As a 90s baby and Confirmed Definite Millennial, I began my working career during Sophia Amoruso’s Girl Boss era. It was a pink-gilded time of learning to navigate a male-dominated corporate and entrepreneurial world as a woman, clutching that handbook, and generally declaring that we were not like other girls.
What began as an empowering movement ended up leaving masses of women, many of whom were just starting out in their careers, feeling burned out, underachieving and struggling to navigate where or what was next. I’d know, because I’m one such casualty. ‘Girl Boss feminism’ was supposed to be our solution to sexism in workplaces; it appeared to empower and uplift women in a working world stuffed with men. But the reality was far different, and it led to gaslighting and gatekeeping and what is known as ‘choice feminism’. Without even realising, I was setting myself up for failure.
Girl Boss (n.):a woman who is self-made, running their own business, and acting as their own boss.
Of course I have successfully become and been my own boss for several years now. As a freelance copywriter and content editor, I work with brands and businesses to refresh their online copy and content. But at some point in 2020, I began to reckon with my ‘why?’ and it threw up many more questions for me. Deep in a burnout, working 14-hour days, I was clinging on to this senseless vision of being a boss, running my business and making it. But we’re not all set up to be that Girl Boss. Certainly a British-Chinese girl didn’t quite slot in to the original Sophia Amoruso image of a high-flying Girl Boss, clutching all things millennial pink.
Well, maybe the millennial pink was okay.

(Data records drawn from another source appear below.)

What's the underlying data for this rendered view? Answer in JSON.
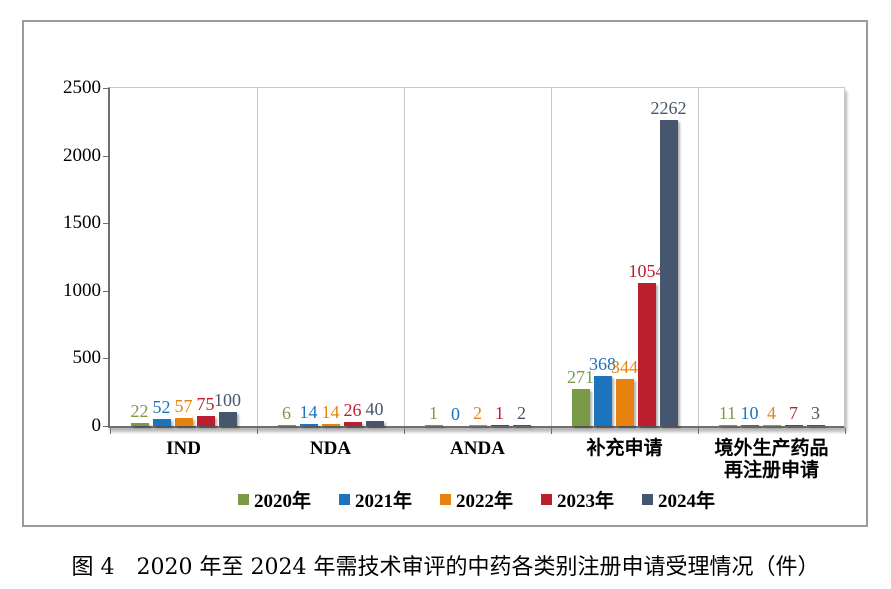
{
  "caption": "图 4　2020 年至 2024 年需技术审评的中药各类别注册申请受理情况（件）",
  "chart_data": {
    "type": "bar",
    "title": "",
    "categories": [
      "IND",
      "NDA",
      "ANDA",
      "补充申请",
      "境外生产药品\n再注册申请"
    ],
    "series": [
      {
        "name": "2020年",
        "color": "#7B9A48",
        "values": [
          22,
          6,
          1,
          271,
          11
        ]
      },
      {
        "name": "2021年",
        "color": "#1B74BC",
        "values": [
          52,
          14,
          0,
          368,
          10
        ]
      },
      {
        "name": "2022年",
        "color": "#E8820E",
        "values": [
          57,
          14,
          2,
          344,
          4
        ]
      },
      {
        "name": "2023年",
        "color": "#BB1E2C",
        "values": [
          75,
          26,
          1,
          1054,
          7
        ]
      },
      {
        "name": "2024年",
        "color": "#46566E",
        "values": [
          100,
          40,
          2,
          2262,
          3
        ]
      }
    ],
    "xlabel": "",
    "ylabel": "",
    "ylim": [
      0,
      2500
    ],
    "yticks": [
      0,
      500,
      1000,
      1500,
      2000,
      2500
    ],
    "grid": false,
    "legend_position": "bottom"
  }
}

The movement soon became a toxic wasteland of hustle culture. We all had to get ahead in work, in status, in life. Yet the system was already in place. Girl Boss life just exacerbated that. No matter how many more clients I picked up, the gender pay gap and then the race pay gap already had me falling behind, which only made me more desperate and earnest to succeed.
Whatever that means.
Shockingly, several months of therapy later, I’ve realised that maybe I’m just a Girl Lier-Down. I’m driven, but to enjoy a balanced life. I’m the boss, but of my future. It’s completely fine to simply work a regular job, cook delicious fresh meals, have time to spend with loved ones, and enjoy unmonetised hobbies. Ambition is always in flux: sometimes we are vying for that salary rise (who wouldn’t, in this Cost of Living Crisis?) and at other times we’re dreaming of being home by 6.30pm for an evening in front of the TV eating Gigi Hadid’s vodka pasta.
Lately I’ve been craving stepping back. Stepping back from social media, where even if you take the pressure off yourself, the algorithm won’t. Stepping back from making every small idea into a business plan. Stepping back from making sure I hit weekly and monthly goals that mean zero. Stepping back from the constant comparison cycle of my timeline against theirs.
I’m officially in my Girl-Laying-Down era and I bloody love it.